Discussão de pautas específicas
Ainda sem acordo em relação ao índice de reajuste do funcionalismo público municipal, os sindicatos que representam as cinco categorias (engenheiros, médicos, odontólogos, professores e servidores) decidiram avançar as discussões sobre suas pautas específicas. As conversas estão previstas para o início da semana, entre segunda e terça-feira, com o secretário de Administração e Recursos Humanos, Vítor Valverde, que ontem recebeu os dirigentes sindicais para a segunda rodada de negociações. Além do início dos encontros por segmento, ficou acordada a realização de um novo estudo por parte do Governo para tentar melhorar a proposta do índice apresentado na última segunda-feira, que prevê reajuste escalonado de 8,23% com base no IPCA do período de 2010/2011 e parte das perdas de 2008/2009.
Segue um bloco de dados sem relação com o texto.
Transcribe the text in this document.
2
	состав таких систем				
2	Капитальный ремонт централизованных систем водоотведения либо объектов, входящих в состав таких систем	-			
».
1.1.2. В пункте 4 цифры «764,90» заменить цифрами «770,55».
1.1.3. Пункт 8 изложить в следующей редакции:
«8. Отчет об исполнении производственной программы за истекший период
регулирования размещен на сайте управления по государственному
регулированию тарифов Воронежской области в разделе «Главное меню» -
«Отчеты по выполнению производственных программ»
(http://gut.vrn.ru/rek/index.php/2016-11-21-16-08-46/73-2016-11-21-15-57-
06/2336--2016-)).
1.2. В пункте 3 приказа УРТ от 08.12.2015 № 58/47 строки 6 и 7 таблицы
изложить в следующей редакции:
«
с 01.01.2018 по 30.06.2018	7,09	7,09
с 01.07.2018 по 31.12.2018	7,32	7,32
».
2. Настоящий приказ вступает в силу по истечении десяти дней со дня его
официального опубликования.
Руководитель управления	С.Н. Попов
Os representantes dos servidores defendem o pagamento integral do IPCA e das perdas, bem como um avanço em termos de ganho real. O parcelamento em duas vez vai implicar em mais perdas, afirmou Flávio Bitarello, do Sindicato dos Professores (Sinpro). Cosme Nogueira, presidente do Sindicato dos Servidores Públicos (Sinserpu), também alegou que os números apresentados pela Prefeitura não correspondem à realidade. Ele lembrou que, na campanha salarial de 2010, ficou acertada a reposição de 1,39% referente ao período de 2008/2009, não concedido na primeira negociação da gestão Custódio Mattos (PSDB). Vamos ter que melhorar isso. Tem servidor hoje que o salário não chega a R$ 500.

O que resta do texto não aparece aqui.